Ein Mord, den ein anderer begangen hat
Dass Gewalt in der Regel aus dem Elend komm und nicht aus dem Überdruss, ist eine ältere, oft vergessene Wahrheit. Und diese spricht nicht gegen die Gewalttätigen, sondern gegen das Elend, das sie hervorbringt. Davon betroffen sind auch die Industrie- und Konsumgesellschaften, eben nicht nur in ihren Spätformen, die wir vielleicht heute erleben, sondern auch in jenen Fassungen, in denen die spätere Entwicklung erkennbar ist, aber eben noch nicht voll entwickelt.

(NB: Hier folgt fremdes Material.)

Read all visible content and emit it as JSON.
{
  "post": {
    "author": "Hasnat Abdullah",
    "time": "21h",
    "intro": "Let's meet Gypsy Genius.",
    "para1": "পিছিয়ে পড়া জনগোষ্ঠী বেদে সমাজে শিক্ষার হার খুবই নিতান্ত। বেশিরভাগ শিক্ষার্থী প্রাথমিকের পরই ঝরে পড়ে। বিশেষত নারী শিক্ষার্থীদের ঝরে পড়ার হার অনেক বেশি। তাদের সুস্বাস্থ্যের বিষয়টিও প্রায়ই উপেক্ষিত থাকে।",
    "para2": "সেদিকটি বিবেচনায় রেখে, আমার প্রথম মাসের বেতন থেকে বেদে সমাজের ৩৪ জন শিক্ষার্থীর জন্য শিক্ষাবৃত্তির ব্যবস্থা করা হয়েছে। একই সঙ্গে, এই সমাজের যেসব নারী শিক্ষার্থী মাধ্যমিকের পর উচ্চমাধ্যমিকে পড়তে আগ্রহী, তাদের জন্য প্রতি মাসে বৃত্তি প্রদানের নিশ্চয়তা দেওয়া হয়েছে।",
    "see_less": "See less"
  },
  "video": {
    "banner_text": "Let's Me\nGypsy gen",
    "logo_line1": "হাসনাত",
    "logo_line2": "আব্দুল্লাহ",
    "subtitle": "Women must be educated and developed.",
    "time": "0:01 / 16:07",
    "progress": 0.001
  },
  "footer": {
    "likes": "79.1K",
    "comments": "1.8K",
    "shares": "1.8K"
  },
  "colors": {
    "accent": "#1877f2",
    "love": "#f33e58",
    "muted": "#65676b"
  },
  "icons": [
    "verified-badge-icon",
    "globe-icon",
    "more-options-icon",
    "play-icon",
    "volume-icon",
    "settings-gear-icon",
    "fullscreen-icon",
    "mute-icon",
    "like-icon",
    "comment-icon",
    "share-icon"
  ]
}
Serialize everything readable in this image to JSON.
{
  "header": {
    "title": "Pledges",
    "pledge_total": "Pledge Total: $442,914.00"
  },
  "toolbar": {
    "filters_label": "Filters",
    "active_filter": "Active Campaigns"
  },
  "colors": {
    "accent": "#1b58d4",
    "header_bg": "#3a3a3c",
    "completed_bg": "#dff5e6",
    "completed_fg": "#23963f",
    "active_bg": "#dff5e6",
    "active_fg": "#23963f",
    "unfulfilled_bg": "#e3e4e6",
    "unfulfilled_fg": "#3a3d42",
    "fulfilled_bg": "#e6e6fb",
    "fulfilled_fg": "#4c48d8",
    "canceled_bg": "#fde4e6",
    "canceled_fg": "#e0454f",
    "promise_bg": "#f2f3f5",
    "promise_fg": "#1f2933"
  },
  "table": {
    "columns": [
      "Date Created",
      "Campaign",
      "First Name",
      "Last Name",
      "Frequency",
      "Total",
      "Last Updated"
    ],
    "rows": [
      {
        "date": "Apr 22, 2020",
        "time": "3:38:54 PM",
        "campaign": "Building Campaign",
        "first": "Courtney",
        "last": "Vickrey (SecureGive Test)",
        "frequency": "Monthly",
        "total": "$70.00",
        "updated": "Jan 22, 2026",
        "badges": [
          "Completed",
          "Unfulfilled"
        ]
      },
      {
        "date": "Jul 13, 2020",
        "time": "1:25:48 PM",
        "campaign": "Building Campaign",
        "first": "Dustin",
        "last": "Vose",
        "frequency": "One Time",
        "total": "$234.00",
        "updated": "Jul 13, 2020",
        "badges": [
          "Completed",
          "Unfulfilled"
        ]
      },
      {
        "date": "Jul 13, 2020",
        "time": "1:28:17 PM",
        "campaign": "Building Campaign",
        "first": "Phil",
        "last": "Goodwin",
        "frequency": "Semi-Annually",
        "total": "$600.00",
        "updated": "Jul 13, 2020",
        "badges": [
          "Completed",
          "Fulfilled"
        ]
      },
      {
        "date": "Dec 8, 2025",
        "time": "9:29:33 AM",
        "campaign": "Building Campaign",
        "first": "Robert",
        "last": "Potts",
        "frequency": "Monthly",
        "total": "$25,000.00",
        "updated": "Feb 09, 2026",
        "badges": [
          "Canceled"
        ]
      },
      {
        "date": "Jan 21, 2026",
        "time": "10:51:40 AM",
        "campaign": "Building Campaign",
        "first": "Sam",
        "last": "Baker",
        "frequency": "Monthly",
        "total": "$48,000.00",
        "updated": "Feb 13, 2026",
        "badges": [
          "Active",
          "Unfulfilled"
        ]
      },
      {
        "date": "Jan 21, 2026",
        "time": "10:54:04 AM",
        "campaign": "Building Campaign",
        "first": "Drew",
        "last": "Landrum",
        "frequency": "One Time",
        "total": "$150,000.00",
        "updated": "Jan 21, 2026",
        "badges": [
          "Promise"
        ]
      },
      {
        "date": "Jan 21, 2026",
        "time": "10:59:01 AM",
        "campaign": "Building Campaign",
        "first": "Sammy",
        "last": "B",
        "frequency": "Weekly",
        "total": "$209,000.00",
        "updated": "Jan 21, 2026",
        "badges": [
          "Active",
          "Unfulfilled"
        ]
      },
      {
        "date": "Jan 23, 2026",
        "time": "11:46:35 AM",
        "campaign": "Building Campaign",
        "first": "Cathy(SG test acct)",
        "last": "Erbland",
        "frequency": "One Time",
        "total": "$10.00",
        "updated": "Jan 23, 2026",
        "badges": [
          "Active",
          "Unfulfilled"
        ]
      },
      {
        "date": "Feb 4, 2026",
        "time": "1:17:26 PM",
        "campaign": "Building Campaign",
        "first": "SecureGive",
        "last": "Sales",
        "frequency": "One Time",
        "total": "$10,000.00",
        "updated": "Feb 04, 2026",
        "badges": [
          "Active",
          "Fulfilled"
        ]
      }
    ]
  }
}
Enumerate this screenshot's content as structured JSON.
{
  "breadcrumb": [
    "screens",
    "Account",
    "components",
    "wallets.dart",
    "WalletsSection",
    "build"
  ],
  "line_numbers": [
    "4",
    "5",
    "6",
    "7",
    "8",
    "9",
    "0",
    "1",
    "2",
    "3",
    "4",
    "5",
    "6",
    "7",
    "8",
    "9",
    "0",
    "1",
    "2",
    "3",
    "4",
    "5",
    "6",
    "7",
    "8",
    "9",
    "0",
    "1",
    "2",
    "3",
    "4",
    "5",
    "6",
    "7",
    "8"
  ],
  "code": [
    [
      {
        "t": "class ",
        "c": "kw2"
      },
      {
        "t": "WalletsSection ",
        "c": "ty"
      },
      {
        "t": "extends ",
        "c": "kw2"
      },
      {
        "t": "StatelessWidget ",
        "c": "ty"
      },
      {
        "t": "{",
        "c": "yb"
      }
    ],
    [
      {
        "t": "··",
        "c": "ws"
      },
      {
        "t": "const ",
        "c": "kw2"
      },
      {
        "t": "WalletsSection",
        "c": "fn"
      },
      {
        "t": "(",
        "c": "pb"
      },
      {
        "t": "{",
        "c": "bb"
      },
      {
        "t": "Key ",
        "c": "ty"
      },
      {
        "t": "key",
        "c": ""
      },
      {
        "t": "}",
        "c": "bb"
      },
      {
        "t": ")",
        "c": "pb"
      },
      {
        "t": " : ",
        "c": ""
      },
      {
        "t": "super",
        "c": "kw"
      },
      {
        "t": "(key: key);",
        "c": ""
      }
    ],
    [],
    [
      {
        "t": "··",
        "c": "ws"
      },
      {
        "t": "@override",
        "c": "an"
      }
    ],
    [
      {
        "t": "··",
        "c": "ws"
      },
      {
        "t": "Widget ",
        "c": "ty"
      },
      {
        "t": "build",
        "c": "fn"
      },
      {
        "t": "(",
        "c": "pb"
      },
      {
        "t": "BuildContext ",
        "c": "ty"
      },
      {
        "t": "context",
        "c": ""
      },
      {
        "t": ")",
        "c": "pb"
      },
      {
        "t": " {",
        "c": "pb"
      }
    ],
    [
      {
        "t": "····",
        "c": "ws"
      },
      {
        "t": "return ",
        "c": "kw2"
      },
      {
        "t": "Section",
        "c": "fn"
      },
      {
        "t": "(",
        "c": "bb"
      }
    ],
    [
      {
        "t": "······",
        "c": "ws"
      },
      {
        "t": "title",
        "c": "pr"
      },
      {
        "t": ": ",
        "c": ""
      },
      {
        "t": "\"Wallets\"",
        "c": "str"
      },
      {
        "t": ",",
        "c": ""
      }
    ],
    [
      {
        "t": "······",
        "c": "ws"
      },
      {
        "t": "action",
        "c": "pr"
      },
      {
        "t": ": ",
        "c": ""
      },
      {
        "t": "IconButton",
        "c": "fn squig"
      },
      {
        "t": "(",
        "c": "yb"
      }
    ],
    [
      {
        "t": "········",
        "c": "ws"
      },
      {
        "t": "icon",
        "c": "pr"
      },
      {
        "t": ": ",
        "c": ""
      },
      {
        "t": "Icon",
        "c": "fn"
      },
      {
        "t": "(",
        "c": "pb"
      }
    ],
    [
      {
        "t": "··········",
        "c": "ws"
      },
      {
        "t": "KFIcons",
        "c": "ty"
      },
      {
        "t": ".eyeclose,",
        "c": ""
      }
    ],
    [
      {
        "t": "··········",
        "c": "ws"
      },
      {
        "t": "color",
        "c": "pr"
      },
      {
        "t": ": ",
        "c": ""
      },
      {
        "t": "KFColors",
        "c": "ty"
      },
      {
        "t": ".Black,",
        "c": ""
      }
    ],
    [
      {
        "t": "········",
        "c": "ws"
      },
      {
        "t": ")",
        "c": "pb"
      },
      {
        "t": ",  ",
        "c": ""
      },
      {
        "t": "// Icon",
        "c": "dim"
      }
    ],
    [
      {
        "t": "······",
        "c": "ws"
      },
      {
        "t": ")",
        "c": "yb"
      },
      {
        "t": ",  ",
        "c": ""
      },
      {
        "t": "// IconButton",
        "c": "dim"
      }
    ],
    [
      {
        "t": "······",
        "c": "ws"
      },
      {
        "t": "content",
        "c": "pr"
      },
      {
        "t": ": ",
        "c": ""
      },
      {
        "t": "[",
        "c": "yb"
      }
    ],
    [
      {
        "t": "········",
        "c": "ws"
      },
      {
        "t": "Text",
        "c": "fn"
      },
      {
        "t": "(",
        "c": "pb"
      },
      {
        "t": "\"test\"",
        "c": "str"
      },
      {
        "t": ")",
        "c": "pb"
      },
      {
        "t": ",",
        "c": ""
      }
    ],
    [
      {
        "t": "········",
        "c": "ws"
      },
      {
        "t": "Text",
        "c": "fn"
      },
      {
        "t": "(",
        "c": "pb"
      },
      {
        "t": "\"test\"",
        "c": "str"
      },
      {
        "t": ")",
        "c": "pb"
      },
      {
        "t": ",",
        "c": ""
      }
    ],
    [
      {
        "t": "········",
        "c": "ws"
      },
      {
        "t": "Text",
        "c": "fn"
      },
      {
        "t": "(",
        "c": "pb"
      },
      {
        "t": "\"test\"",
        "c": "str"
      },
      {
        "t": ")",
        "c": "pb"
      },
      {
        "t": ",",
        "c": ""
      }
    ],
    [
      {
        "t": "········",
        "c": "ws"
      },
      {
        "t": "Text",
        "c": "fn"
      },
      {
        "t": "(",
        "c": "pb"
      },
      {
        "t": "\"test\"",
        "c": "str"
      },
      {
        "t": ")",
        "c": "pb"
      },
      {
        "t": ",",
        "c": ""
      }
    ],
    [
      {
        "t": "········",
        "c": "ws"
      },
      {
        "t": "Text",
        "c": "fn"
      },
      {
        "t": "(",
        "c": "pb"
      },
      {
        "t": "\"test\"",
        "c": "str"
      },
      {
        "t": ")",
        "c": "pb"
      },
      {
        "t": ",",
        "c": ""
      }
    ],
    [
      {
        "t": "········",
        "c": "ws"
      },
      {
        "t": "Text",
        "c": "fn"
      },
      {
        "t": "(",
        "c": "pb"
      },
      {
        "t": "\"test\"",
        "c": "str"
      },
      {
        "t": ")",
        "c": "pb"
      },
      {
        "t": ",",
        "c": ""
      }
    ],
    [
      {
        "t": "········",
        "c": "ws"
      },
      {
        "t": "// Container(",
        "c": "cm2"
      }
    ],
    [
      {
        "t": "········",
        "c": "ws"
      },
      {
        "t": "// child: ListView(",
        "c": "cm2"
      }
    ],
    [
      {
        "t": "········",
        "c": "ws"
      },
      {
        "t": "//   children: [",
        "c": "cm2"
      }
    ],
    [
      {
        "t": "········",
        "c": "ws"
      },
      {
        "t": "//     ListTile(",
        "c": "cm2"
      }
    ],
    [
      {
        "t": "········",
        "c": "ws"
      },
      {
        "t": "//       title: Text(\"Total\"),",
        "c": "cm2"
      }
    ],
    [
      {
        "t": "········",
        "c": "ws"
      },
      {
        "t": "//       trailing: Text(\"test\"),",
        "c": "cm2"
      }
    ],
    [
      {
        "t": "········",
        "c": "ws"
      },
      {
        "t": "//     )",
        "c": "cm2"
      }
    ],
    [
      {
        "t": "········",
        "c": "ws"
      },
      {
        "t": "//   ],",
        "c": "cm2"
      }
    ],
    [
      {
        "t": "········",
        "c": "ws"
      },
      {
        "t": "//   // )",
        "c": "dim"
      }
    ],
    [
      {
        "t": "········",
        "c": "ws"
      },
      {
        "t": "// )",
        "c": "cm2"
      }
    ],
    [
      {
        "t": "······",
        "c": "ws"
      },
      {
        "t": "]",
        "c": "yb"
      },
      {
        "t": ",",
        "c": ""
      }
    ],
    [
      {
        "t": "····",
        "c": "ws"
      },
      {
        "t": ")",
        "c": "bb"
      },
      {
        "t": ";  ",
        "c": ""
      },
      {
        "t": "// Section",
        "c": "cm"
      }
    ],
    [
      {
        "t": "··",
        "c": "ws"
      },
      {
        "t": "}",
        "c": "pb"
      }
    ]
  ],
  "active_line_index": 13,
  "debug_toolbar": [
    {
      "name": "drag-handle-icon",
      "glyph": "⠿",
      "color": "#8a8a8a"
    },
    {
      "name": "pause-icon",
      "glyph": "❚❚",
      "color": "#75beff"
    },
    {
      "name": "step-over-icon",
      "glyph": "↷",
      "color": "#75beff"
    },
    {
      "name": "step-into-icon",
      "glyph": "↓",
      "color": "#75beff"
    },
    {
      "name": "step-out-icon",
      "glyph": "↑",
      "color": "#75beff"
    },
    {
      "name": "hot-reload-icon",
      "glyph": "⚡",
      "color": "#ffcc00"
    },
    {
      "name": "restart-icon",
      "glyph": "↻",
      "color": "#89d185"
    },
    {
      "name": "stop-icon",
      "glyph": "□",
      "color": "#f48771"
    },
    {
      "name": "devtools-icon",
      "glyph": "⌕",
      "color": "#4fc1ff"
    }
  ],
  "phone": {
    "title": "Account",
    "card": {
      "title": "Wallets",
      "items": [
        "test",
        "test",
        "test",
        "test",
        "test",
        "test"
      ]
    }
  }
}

Die 1920er Jahre in Deutschland (wie im übrigen Europa) sind eine solche Zeit: Die Urbanisierung und Industrialisierung war bereits weit fortgeschritten, Großstädte wie Berlin, Hamburg oder München hatten ihre heutige Größe erreicht und Menschenmassen angezogen, wie es sich frühere Generationen nicht einmal hätten vorstellen können. Die mittleren Städte zogen langsam nach. Das heutige Wohlstands- und Konsumniveau gibt es dagegen bestenfalls als Versprechen, nicht jedoch als Realität. Der Blick in die Wohnungen des Kleinbürgertums zeigt vor allem noch die relative Enge und die geringen Ressourcen, die dieser aufsteigenden und aufsteigewilligen sozialen Schicht zur Verfügung stehen.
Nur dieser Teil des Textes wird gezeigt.